Several leaders from Middle East countries on Wednesday expressed concerns over the security situation in the troubled region and called for greater cooperation on combating terrorism when they addressed the annual General Debate at UN headquarters.[Special coverage]

"Millions of Syrians are stranded in deserts and high seas, and hundreds of thousands of them are subjected to violent deaths," said Iranian President Hassan Rouhani. "Iraqis of every ethnic group are concerned about their territorial integrity and the future of their homeland."

The defenseless people of Yemen are subjected to daily aerial bombardment, and Afghanistan, following decades of occupation and atrocity, is yet to find comfort from suffering, violence and terror, Rouhani said, adding that the Palestinians are still afflicted with "apartheid policies and atrocities" of Israel.

"Undoubtedly, if the region is to reverse the current dangerous trend into one towards development and stability, certain countries must stop bombing their neighbors, and abandon supporting Takfiri terrorist groups; and, while accepting responsibility, try to compensate for past mistakes," he said, in a clear reference to Shi'ite Iran's ideological rival, Sunni Saudi Arabia, and the conflict in Yemen.

"The future of our region rests on dealing with fundamental challenges such as security crises," he said. "We won't be able to combat criminal and terrorist networks without genuine democracy and without a real participatory approach at the national and transnational levels."

Palestinian President Mahmoud Abbas called on this session of the General Assembly "to declare 2017 as the international year to end the Israeli occupation of our land and our people, as we approach in June 2017 a half century of this abhorrent Israeli occupation."

"Our hand remains outstretched for making peace," Abbas said. "But ... is there any leadership in Israel, the occupying power, that desires to make a true peace and that will abandon the mentality of hegemony, expansionism and colonization, and that will recognize the rights of our people and will end the historic injustice inflicted upon them?"

He said Israel's expansionist settlement policies risked destroying whatever possibility was left for a two-state solution on the 1967 borders. They were also undermining Palestinian efforts to develop their economy, which is a right of international priority under the 2030 Agenda for Sustainable Development.

In his address to the assembly, Israeli Prime Minister Benjamin Netanyahu said the conflict between Israel and Palestine had never been about Israeli settlements on occupied Palestinian land; it had always been about the existence of a Jewish state, a non-negotiable right.

The prime minister said that despite consistent bias against his country, Israel had a bright future at the United Nations. Governments around the world were rapidly changing the way they perceived his country, relying on Israel for its proven capabilities in the areas of terrorism, technology, cyber security and water, he added.

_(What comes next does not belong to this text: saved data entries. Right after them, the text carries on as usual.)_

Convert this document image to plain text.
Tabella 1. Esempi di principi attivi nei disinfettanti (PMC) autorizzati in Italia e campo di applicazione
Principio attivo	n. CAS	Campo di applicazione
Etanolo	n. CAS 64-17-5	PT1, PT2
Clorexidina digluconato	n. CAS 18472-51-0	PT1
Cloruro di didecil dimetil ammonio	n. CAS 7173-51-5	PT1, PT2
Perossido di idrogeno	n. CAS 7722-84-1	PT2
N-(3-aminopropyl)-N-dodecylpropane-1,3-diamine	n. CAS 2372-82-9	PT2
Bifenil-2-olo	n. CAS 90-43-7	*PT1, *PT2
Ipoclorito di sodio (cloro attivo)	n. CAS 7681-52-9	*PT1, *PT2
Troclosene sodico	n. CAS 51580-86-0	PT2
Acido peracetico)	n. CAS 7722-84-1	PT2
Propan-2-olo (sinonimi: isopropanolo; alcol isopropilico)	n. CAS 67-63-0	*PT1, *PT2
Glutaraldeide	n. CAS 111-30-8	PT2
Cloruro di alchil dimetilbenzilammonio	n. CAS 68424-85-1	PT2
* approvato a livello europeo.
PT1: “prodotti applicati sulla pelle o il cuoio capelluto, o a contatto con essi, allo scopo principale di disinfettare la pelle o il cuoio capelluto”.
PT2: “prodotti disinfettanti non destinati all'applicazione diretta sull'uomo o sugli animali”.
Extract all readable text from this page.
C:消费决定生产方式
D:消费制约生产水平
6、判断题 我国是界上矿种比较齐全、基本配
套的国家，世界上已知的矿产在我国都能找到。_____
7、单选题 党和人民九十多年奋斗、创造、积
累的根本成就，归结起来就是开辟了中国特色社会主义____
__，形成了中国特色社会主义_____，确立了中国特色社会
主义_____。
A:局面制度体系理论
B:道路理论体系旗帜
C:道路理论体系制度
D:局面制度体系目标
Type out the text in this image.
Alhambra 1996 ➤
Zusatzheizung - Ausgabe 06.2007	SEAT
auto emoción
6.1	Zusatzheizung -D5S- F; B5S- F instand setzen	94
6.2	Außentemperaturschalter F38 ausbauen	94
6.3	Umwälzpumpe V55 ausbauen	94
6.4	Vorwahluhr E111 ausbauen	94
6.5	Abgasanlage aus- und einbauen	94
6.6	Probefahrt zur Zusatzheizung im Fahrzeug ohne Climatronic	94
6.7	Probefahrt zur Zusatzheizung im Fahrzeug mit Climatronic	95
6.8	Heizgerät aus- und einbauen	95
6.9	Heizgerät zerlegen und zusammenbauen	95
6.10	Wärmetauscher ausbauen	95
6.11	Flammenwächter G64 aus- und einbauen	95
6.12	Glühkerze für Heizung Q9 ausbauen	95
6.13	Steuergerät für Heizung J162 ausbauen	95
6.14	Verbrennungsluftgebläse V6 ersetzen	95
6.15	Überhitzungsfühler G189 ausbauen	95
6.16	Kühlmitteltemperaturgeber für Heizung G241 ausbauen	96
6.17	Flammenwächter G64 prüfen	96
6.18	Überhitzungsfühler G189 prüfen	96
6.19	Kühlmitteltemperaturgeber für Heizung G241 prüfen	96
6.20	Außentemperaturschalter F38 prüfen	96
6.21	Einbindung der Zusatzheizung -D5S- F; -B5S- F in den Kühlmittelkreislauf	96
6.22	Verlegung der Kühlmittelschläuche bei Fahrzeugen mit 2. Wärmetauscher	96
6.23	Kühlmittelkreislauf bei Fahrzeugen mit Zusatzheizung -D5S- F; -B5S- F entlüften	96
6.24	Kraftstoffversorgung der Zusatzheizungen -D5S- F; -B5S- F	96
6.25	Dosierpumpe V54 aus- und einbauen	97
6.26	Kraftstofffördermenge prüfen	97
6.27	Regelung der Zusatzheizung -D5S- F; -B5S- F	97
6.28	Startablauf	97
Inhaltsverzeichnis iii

Netanyahu said he was ready to begin negotiations, inviting Abbas to speak to the Israeli people, and in turn, he would address the Palestinian people.

Iraqi Prime Minister Haider Al-Abadi told the assembly that "Iraq is being liberated and that Iraqis have been able to liberate most of their land and towns." He added that assisted by the international community, Iraq started to implement programs for the return of internally displaced people (IDPs) to their liberated areas.

"We call on the international community to maintain further their support for the sheltering and returning of IDPs, especially, with the forthcoming battle to fully liberate Nineveh and the anticipated increase of displaced persons," he said.

Calling for greater cooperation in the war on terrorism, Al-Abadi said he looked forward to the day when his country, and the entire Middle East, would be free of Islamic State.

"Our delight would come true only when the whole world becomes free from terrorism that threatens our peoples and nations," he said. "This requires serious collaboration to besiege terrorism, dry out its ideological and financial resources, and demolish its networks and recruitment hubs which are all over the world."